What is Buffalo Mozzarella (Mozzarella di Bufala)?

Apologies if what we are about to say might sound harsh to you, but we have to reveal a cruel reality:  

Whatever you think of mozzarella, you have no idea of what a real mozzarella is like until you try a mozzarella di bufala (or, “buffalo mozzarella” in English). Imagine the taste of the soft clouds of heaven. Well, that taste will resemble the one of mozzarella di bufala: juicy, creamy and slightly sour – it’s a mix that drives all Italians crazy. 

So, what is buffalo mozzarella? Well, this kind of mozzarella is usually bigger, and the texture is very different from a standard mozzarella, which is generally addressed as fior di latte. Whenever in a pizzeria, you’ll know it’s a good one if it has at least a margherita with mozzarella di bufala on the menu.  

The best way of enjoying this kind of cheese is to eat it alone, as a separate dish. It’s useless to add oil, salt, oregano or any other type of sauce. It has already such a wonderful taste which enough to carry you away.

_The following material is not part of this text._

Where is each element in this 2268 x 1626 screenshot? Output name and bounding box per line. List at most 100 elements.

If you wonder what the difference is with an ordinary mozzarella, that is an easy question to answer: mozzarella di bufala is produced with the milk of domestic Italian water buffalo. This milk is higher in calcium and protein, and lower in cholesterol than cow’s milk. Not only that, but mozzarella di bufala is also manufactured under strict regulations in precise areas. It is made in Lazio, Campania, and near Foggia in Apulia.  

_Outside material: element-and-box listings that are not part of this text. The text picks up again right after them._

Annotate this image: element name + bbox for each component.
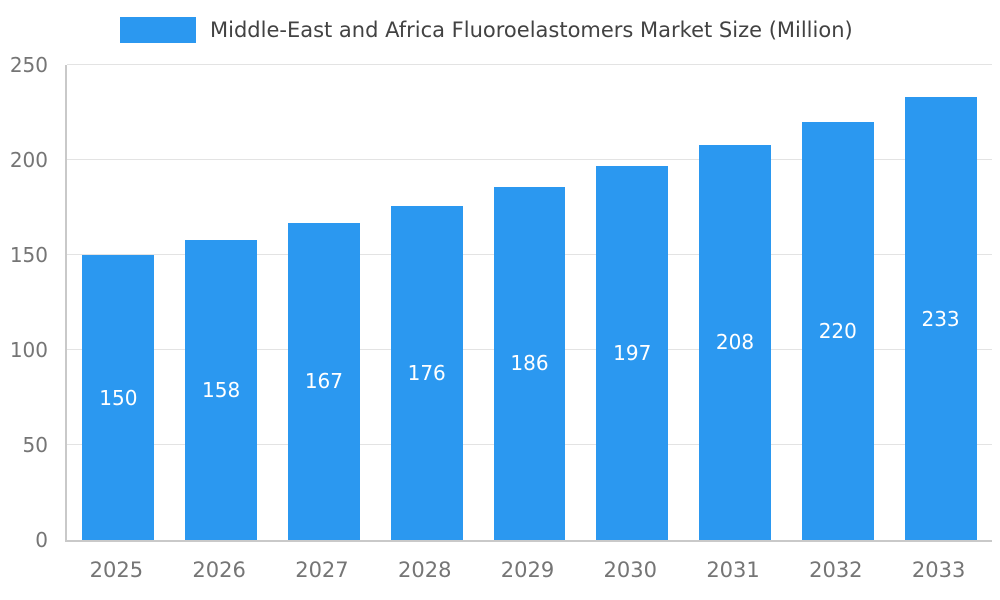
bar-2030[interactable]: 197: [596, 165, 669, 540]
y-tick-label: 0: [35, 528, 48, 552]
bar-value-label: 208: [715, 330, 755, 355]
bar-value-label: 233: [921, 306, 960, 331]
bar-value-label: 197: [613, 340, 652, 365]
x-tick-label: 2029: [500, 558, 555, 582]
bar-value-label: 150: [99, 385, 138, 410]
bar-2031[interactable]: 208: [699, 144, 771, 540]
bar-slot: 197: [581, 65, 684, 540]
x-axis: 2025 2026 2027 2028 2029 2030 2031 2032 2033: [65, 552, 990, 592]
bar-slot: 176: [375, 65, 478, 540]
bar-slot: 233: [889, 65, 992, 540]
y-tick-label: 250: [9, 53, 48, 77]
x-tick-label: 2033: [911, 558, 966, 582]
bar-2032[interactable]: 220: [801, 122, 874, 540]
bar-slot: 186: [478, 65, 581, 540]
bar-value-label: 220: [818, 319, 857, 343]
bar-value-label: 158: [202, 377, 241, 402]
bar-slot: 208: [684, 65, 787, 540]
chart-title: Middle-East and Africa Fluoroelastomers …: [210, 18, 853, 42]
x-tick-label: 2031: [706, 558, 760, 582]
x-tick-label: 2032: [809, 558, 863, 582]
x-tick-label: 2025: [89, 558, 144, 582]
bar-slot: 167: [273, 65, 376, 540]
bar-2033[interactable]: 233: [904, 97, 977, 540]
legend: Middle-East and Africa Fluoroelastomers …: [120, 17, 853, 43]
y-tick-label: 200: [9, 148, 48, 172]
bar-slot: 220: [786, 65, 889, 540]
gridline: [67, 159, 992, 160]
y-tick-label: 50: [22, 433, 48, 457]
bar-2026[interactable]: 158: [185, 239, 258, 540]
bar-value-label: 176: [407, 360, 446, 385]
bar-value-label: 167: [304, 369, 343, 394]
bar-slot: 150: [67, 65, 170, 540]
y-tick-label: 150: [9, 243, 48, 267]
bar-2025[interactable]: 150: [82, 255, 155, 540]
bar-value-label: 186: [510, 351, 549, 376]
legend-swatch[interactable]: [120, 17, 196, 43]
y-tick-label: 100: [9, 338, 48, 362]
x-tick-label: 2027: [295, 558, 349, 582]
plot-area: 150 158 167 176 186 197 208 220 233: [65, 64, 992, 542]
bar-slot: 158: [170, 65, 273, 540]
gridline: [67, 64, 992, 65]
bar-2029[interactable]: 186: [493, 186, 566, 540]
x-tick-label: 2026: [192, 558, 246, 582]
x-tick-label: 2030: [603, 558, 657, 582]
x-tick-label: 2028: [397, 558, 452, 582]
bar-2028[interactable]: 176: [390, 205, 463, 540]
y-axis: 0 50 100 150 200 250: [0, 53, 56, 552]
bar-2027[interactable]: 167: [287, 222, 360, 540]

Mozzarella di bufala produced in the Campania region bears the “Mozzarella di Bufala Campana” trademark, and DOC status was granted in 1993. In 2008, the European Union issued Mozzarella di Bufala Campana a Protected Geographical Status. You’ll probably find mozzarella di bufala produced elsewhere, but we strongly advise you stay away from imitations. Instead, you could consider a trip to Italy to enjoy the beautiful experience of a real pizza with a real mozzarella! Check out our tours!

Last but not least: mozzarella di bufala shouldn’t be kept in the fridge, but at room temperature on “its own water,” which means in the water where it was when you bought it! If kept in the fridge, it should sit for at least 20 minutes at room temperature before being served.